Britain’s biggest carmaker is said to have been uninsured for the disastrous cyberattack that has shut down its production and is raising fears of insolvency in the supply chain as hundreds of companies begin laying off workers.
Jaguar Land Rover had not finalised a cyber-insurance deal that was being brokered before the incident, leaving it “uninsured directly” for the attack, an insurance journal reported.
The luxury carmaker, which is owned by India’s Tata Motors, said in early September that hackers may have gained access to “some data” in a cyberattack which has halted its production lines, disrupted its sales operations and forced it to send thousands of factory workers home.
The Insurer reported that three senior sources in the cybersecurity insurance market had said that cover for JLR being brokered by a firm called Lockton had not been finalised when the attack occurred on September 2.
JLR officials said they could not comment on “a commercial matter”.
The company is said to be losing £50 million a week, many of its 33,000 staff have been told to stay at home, and there are mounting concerns about the impact on its supply chain. JLR has three factories in the UK, which normally produce about 1,000 cars a day. It directly employs more than 30,000 people and it is estimated there are 200,000 workers in the supply chain dependent on work from the company.
JLR has had to extend its production shutdown
CHRIS RATCLIFFE/BLOOMBERG/GETTY IMAGES
The Times understands that hundreds of suppliers, thought to be about a quarter of JLR’s supply chain, have begun laying off workers. Another quarter are indicating they will begin lay-offs if there is no clarity on when production will restart.
In response to the attack, the company shut down its computer systems to protect them from further damage but since its production process is highly automated, cars cannot be built. On Tuesday, JLR extended the production shutdown by another week, to next Wednesday.
The most pressing issue facing small and mid-sized suppliers is cashflow. They are not being paid for parts already delivered due to JLR’s payments system being down, meaning they cannot afford to pass money further down the supply chain.
It is thought that as many as a third of its suppliers do not have access to credit to help them survive the crisis. Industry sources said that some small suppliers are wholly dependent on JLR for their business.
It is understood that JLR has installed an interim IT payment system with an aim of disbursing an immediate £300 million in unpaid bills, especially targeting smaller suppliers. It is further understood that the company is aiming to pay the balance of money owed by the end of the month.
PB Balaji, chief financial officer of Tata Motors, said in a letter to MPs published on Wednesday that it was “premature to provide a definitive” assessment of the financial impact of the crisis but added that the company was in a “good position” to secure additional borrowing if needed.

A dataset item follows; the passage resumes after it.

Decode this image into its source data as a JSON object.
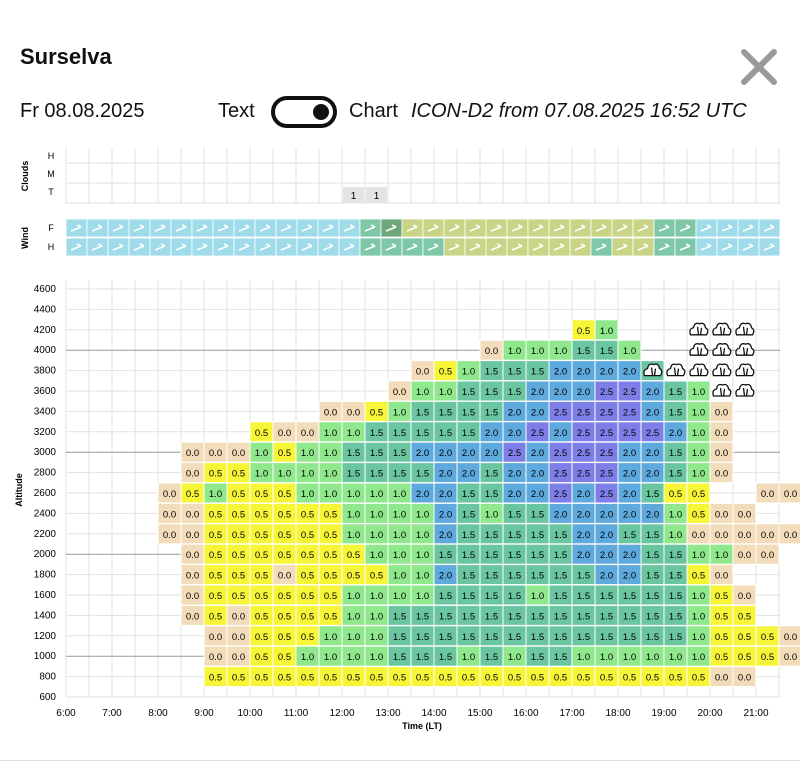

Balaji, who is due to become chief executive of JLR in November, said “we are engaged across multiple stakeholders” to consider options to support suppliers and that JLR was prioritising payments to “those with the greatest need”.
• Patrick Hosking: Why should taxpayers pick up bill for Tata’s cyberattack?
He said that overdue payments owed to suppliers “are intended to be settled in the coming weeks as JLR’s capacity for processing payments” improves.
Lockton declined to comment on the insurance claims. It is not clear whether Tata Motors has insurance of its own that could cover some of the consequences of the hack.
No details have been released about who may be behind the attack on JLR. There has been speculation that hackers exploited a well-known software vulnerability.
Cyber Security Unity, an industry group, has said warnings have been issued about the vulnerability, “with patches available”, suggesting the incident could have been avoided if software security had been kept up to date.
• M&S in line for insurance payout of up to £100m after cyberattack
The cover being proposed to JLR when the attack occurred would have offered about £100 million of coverage, The Insurer reported.
There are fears that a return to full production could be weeks or even months away. The company is understood to be working towards a “phased recovery” that would allow a gradual restart of production.
Andy Palmer, a former chief executive of Aston Martin, has said that he would “not be at all surprised” to see insolvencies in the supply chain.
Andy Palmer, former chief executive of Aston Martin Lagonda
KIYOSHI OTA/BLOOMBERG/GETTY IMAGES
There are calls from unions, businesses and politicians for the government to provide a scheme to support workers and suppliers.
Peter Kyle, the business secretary, is considering an arrangement to support suppliers in which the government would buy parts from them, with the intention of selling them to JLR when production resumes, ITV reported. Ministers met JLR bosses and supply chain companies on Tuesday and the government said it understood the “severity of the situation” .
However, one managing director of a supplier said that the government was not acting swiftly enough. “There is almost total lack of understanding about how cashflow is critical to suppliers. Government … is sleep-walking into a disaster that they cannot, or will not, comprehend.”
Kyle has said that getting JLR “back online as soon as possible is my top priority”.
Sarah Olney, the Liberal Democrat business spokeswoman, said on Wednesday that the government “needs to act far more decisively” and should “urgently set up a furlough scheme to give workers immediate reassurance that a safety net is in place, while any broader rescue plans are being developed”.